Saturday 21 February 2015

The postcards are here

100 elegant postcards from Vistaprint for £27.27. With second class postage at 53p, each admonition will cost me 80p.

The first three are ready for Ed Balls, Evan Davis and Ed Mayo.

Here's the text:

You have been logged using the phrase ordinary people, thereby implying that you are better than ordinary. As you are a politician / journalist, that seems unlikely. Please stop using this patronising phrase.

Date

Event
ordinarymyarse.blogspot.co.uk

Thursday 19 February 2015

#4 The Holocaust

The BBC are even blaming us for the holocaust:
Why did ordinary people commit atrocities in the Holocaust?
I guess Natasha Kaplinsky's name is in the frame for this one as the reporter of record.
Image from the BBC article, link above.

Wednesday 18 February 2015

Twitter

We now have Twitter Capability.

#3 Moral Maze

There was an occurrence  on BBC Radio 4's Moral Maze tonight. I believe the interviewee was from an organisation called Involve, but I didn't quite catch the name. I'll listen again.
It was Ed Mayo.
Involve has provided a transcript here.

#2 Evan Davis

Even my favourite broadcast journalist, Evan Davis, uses it. Newsnight 17th Feb.
Image from the Independent.

Monday 16 February 2015

Postcard ordered

I have ordered 100 postcards from Vistaprint. That should do it. I will add images when they get here on the slow boat (I took the least expensive shipping option).
Ed Balls gets the first.

First sighting

I have been irritated by this for some time, but the most recent sighting and the first of the campaign
is Ed Balls on the Andrew Marr show, Sunday 15th Feb 2015.
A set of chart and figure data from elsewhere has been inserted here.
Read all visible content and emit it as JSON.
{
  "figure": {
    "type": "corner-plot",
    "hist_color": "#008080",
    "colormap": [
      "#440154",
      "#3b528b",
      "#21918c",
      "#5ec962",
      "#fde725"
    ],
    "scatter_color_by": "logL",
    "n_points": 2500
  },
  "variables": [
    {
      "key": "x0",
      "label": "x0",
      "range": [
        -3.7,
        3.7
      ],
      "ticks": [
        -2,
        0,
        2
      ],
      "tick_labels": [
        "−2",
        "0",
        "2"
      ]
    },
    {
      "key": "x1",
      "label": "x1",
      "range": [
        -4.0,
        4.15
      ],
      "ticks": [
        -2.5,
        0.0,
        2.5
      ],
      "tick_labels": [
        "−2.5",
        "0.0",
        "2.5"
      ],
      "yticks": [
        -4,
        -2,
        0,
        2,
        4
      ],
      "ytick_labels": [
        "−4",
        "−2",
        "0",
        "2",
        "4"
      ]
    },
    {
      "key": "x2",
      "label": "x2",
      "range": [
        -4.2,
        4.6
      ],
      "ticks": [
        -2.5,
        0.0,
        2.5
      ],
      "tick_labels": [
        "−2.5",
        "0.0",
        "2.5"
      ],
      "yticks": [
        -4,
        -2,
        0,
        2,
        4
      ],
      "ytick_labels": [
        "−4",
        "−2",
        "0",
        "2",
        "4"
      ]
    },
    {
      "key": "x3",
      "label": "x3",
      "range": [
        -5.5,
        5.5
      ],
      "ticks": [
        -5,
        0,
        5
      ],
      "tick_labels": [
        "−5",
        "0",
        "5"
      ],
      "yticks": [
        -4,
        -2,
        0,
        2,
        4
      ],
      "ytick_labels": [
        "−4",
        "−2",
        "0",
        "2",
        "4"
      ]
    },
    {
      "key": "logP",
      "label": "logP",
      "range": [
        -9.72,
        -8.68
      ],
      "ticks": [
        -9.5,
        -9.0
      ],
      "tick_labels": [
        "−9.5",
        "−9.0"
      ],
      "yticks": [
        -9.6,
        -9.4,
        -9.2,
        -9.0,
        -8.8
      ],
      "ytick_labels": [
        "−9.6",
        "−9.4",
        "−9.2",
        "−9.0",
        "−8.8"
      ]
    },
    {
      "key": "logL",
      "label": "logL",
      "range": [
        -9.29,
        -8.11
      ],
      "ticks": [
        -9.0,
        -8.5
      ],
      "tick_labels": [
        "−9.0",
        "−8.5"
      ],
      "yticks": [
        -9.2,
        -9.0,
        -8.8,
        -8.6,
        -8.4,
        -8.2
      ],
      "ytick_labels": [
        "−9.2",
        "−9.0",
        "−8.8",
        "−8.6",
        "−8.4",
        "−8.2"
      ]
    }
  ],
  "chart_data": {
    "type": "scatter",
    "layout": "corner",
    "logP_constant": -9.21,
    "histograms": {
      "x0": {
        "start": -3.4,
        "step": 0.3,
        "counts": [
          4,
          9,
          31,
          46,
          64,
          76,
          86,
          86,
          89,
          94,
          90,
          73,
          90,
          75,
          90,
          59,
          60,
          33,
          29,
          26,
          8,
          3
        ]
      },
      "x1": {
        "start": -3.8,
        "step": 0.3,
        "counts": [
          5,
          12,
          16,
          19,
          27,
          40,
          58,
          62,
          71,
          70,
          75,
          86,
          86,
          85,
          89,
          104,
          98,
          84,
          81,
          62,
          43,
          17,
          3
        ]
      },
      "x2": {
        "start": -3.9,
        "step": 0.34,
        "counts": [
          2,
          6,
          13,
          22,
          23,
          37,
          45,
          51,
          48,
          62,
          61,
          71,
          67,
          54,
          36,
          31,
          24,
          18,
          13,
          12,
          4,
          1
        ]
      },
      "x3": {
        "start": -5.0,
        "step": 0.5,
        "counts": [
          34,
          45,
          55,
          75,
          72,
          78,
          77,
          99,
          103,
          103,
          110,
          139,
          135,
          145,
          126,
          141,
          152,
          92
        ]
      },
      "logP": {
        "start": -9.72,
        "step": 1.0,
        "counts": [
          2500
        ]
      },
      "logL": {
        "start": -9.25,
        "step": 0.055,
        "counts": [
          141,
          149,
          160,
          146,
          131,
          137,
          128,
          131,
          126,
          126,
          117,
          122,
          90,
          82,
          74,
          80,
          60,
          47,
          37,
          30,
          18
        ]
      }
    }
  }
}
Image from the Daily Star.

Less Ordinary

I am irritated by (mostly) politicians and (also) media-types referring to "ordinary people". I don't mind being a regular, normal, ordinary chap, but when they wield it, the phrase comes with the patronising implication that they are somehow better than ordinary. And as we have seen for a long time and especially in recent years,  politicians in particular and journalists in general tend to range from 'ordinary' downwards.
I would like to put a stop to the abuse of this phrase by those who should know better.
I might order some postcards to send to abusers.
I expect that this should be conducted through Twitter, but am not particularly skilled in that vice.
My most recent sighting was Mr. Balls on the Andrew Marr show, Sun 15 Feb 2015.